Benazir Bhutto: Rest in Peace

It’s dusk, the snow is about to start any moment, and I’m driving down Iowa Street, one of the main drags in my town, on our way to Target to buy something for dinner and a DVD of the Simpson movie. It’s been a good day, considering the holidays’ pressure that still lingers behind me, my husband sick at home across town, and the tricky weather ahead. At least, it seemed like a good day until NPR began telling us of a woman who runs a website to match up people with their missing gloves.

“Why in the world are they reporting on this when Benazir Bhutto was just killed?” my oldest son, Daniel, yells out.

I almost stop short. For years, I’ve followed her story, mesmerized by her daring, intelligence, and leadership. The first woman to serve as prime minister of a Muslim country, Bhutto, and 20 others – as most of you know by now – were killed at a political rally by an assassin who blew himself up afterwards. Born into a wealthy family, and educated at Harvard, and Oxford, she lost her father and two of her brothers to political violence. She also lived in exile in between serving two terms as prime minister, dodging death threats and denouncements of her political party, being falsely charged with corruption, and continuing to defy those who would silence her.

Returning to Pakistan after 8 years of exile, she was met with a bomb blast that just missed her. In recent weeks, she’s been under house arrest and even had her house barb-wired by the police to keep her from speaking at a rally against Gen. Musharraf’s emergency rule imposition. That didn’t stop her from launching her election campaign 27 days ago

“We can expect 3-5 inches of fresh snow tonight, and a 50-50 chance of more snow tomorrow,” the news announcer says with just enough cheer. I aim the car toward the Target parking lot, feeling shaken by how, when she stuck her neck out for her beliefs, someone slit it. I forget to look for a parking space for a few moments.

There are news stories of tragedies far from here all the time. Maybe because I tend to hear most of my news on the radio instead of having repeated images imprinted into my memory, I often find it easy to just feel momentarily sad, and then get occupied with other things. But there are some stories, like this one, that break through the numbness and resistance born of being safely here, where I can wander store aisles without fearing for my life or buy my kids sweat shirts without fearing for theirs. Minutes after heading the top-of-the-hour news, headlined with the sounds of Pakistan men weeping, I’m pushing a cart through Target, looking for noodles.

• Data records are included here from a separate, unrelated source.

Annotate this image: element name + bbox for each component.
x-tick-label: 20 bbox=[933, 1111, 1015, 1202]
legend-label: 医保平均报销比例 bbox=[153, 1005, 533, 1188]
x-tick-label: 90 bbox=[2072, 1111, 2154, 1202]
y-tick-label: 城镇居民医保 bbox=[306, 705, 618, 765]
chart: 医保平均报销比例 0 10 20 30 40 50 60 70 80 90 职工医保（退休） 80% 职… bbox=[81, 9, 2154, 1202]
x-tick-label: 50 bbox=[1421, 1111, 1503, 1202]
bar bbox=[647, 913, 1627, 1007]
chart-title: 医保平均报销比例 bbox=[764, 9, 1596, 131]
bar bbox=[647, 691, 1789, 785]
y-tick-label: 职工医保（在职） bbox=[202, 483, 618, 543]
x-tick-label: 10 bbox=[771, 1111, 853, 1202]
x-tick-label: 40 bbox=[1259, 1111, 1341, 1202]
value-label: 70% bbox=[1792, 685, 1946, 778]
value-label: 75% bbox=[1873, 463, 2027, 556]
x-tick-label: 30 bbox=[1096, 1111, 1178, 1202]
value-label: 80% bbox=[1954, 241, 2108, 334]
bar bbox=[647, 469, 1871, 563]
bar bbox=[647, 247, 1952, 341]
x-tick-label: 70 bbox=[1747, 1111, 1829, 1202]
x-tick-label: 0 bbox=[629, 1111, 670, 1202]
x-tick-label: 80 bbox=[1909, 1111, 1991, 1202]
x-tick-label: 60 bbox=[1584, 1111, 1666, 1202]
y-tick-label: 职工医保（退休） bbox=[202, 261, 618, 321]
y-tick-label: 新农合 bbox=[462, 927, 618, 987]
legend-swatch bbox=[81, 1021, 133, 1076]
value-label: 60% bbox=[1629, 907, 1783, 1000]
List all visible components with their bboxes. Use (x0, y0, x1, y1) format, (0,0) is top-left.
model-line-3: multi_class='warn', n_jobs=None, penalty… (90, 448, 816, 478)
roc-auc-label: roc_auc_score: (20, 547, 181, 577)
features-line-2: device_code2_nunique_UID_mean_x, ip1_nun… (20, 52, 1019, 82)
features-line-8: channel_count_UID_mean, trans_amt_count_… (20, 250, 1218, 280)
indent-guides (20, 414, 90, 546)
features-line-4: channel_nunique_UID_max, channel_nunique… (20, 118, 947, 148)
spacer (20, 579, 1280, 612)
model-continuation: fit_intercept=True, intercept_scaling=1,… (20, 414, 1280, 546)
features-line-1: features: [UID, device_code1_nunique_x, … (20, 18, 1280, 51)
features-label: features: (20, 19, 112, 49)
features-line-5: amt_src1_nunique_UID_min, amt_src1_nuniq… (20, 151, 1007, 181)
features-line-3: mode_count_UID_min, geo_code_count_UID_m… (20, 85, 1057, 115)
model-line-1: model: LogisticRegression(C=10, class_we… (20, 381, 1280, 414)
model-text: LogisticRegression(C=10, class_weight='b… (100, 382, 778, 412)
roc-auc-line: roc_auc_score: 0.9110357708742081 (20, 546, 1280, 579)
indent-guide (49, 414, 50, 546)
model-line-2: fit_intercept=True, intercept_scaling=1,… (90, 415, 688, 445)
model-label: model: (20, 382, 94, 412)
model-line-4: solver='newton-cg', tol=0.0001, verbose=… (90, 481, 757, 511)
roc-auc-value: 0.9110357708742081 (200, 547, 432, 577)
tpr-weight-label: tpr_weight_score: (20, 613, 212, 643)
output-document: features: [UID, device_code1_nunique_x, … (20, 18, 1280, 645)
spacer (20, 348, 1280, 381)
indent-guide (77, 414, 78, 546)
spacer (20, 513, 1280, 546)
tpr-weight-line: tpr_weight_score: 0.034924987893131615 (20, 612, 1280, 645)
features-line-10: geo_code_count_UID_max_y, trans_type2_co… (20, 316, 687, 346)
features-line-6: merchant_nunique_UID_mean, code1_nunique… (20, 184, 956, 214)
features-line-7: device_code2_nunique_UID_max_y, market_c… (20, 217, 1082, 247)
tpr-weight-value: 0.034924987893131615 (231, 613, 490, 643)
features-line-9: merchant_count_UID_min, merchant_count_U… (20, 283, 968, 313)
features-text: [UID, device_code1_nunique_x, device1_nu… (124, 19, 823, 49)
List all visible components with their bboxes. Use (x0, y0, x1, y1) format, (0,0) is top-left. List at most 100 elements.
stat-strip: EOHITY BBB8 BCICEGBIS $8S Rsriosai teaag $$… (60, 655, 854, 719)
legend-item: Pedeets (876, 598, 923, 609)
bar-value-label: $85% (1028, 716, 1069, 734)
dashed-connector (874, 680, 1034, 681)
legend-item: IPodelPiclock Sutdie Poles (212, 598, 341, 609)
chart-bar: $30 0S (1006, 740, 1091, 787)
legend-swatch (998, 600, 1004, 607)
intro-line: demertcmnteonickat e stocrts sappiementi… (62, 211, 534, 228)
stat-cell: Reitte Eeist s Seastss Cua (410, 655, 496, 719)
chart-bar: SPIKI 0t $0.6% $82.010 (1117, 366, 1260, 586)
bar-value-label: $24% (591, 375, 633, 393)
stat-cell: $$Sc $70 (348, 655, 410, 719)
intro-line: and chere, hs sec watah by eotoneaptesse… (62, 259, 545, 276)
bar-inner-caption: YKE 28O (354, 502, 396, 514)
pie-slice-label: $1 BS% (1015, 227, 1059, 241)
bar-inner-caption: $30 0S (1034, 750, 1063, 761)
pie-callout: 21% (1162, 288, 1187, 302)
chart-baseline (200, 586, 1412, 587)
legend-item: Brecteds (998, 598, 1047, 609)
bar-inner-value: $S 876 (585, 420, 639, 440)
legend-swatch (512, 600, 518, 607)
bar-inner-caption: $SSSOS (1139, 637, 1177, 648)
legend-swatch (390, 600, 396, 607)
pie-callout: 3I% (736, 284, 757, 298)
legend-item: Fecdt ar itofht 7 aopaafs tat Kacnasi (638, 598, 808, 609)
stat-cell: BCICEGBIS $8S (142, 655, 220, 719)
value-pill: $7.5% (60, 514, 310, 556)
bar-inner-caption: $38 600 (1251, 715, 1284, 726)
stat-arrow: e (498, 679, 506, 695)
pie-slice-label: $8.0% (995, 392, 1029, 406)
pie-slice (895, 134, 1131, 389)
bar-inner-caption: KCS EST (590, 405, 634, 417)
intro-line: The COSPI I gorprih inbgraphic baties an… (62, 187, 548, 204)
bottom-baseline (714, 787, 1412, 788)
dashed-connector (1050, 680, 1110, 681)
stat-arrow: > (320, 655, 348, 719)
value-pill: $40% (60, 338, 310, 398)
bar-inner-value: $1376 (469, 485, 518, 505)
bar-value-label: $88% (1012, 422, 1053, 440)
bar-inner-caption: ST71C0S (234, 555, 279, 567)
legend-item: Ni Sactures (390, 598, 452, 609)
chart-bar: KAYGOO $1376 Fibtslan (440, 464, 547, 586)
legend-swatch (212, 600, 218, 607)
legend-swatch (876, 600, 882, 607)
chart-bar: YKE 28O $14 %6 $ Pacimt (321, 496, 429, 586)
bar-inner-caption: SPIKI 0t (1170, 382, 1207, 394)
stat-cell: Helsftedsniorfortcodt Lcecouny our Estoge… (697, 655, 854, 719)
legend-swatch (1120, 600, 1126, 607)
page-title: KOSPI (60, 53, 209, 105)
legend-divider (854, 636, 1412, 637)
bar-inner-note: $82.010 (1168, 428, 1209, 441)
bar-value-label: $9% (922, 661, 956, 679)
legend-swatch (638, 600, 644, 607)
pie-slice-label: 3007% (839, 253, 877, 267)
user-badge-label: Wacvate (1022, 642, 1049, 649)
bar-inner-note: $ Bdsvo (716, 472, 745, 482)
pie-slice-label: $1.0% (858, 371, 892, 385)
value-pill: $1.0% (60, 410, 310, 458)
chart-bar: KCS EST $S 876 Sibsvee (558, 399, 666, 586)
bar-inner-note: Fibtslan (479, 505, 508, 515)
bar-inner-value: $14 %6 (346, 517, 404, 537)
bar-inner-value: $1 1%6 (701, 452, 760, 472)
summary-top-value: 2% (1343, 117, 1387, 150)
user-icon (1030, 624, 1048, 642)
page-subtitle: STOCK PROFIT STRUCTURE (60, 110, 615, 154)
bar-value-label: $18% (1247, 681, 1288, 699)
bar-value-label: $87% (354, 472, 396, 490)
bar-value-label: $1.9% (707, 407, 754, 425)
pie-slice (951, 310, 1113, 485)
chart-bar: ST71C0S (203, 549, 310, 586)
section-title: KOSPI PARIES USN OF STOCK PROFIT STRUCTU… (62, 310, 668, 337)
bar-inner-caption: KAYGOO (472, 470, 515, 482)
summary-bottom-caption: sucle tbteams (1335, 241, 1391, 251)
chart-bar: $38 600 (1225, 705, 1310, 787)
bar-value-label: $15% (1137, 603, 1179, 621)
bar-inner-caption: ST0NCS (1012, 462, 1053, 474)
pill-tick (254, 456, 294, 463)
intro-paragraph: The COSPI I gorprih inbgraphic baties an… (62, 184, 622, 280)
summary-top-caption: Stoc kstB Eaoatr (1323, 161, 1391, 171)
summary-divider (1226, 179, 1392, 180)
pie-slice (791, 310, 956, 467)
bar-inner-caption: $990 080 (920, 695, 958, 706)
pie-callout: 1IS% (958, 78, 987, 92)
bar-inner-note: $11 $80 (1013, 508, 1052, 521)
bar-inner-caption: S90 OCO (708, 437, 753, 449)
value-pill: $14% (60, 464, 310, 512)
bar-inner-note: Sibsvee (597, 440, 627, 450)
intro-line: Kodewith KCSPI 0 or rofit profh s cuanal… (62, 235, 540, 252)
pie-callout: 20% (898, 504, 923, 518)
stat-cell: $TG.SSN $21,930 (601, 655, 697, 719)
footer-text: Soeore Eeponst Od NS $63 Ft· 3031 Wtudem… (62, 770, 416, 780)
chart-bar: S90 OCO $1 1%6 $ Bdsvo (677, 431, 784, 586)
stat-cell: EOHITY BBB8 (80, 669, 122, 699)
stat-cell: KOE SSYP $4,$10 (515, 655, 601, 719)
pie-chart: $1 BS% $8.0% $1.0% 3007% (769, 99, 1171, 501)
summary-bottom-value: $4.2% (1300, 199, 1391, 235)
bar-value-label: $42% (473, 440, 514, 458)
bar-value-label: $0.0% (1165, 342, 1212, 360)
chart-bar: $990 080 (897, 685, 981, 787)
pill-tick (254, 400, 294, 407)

Yet my mind is on Bhutto, who I believed would win election and start the slow process of releasing the fascist steam from Pakistani politics. Maybe, and quite obviously, this was a na├»ve belief. At this moment, many time zones from where we’re expecting freezing drizzle before the snow, thousands of people face far more than my dashed hopes. I circle through the bread aisle twice without remembering what I’m here for, and try to wrap my mind around the grief and loss, the great gulf of fear just split wider, the unbearable pain for so many in Pakistan. I wish for comfort and peace in a country that hasn’t seen much of either in so long and now faces a future where both will be as rare as a brave woman who walked right into the fire, refusing to be silenced or hidden.

I push my cart toward the register and find no line to wait in, only a simple prayer: Benazir Bhutto, rest in peace.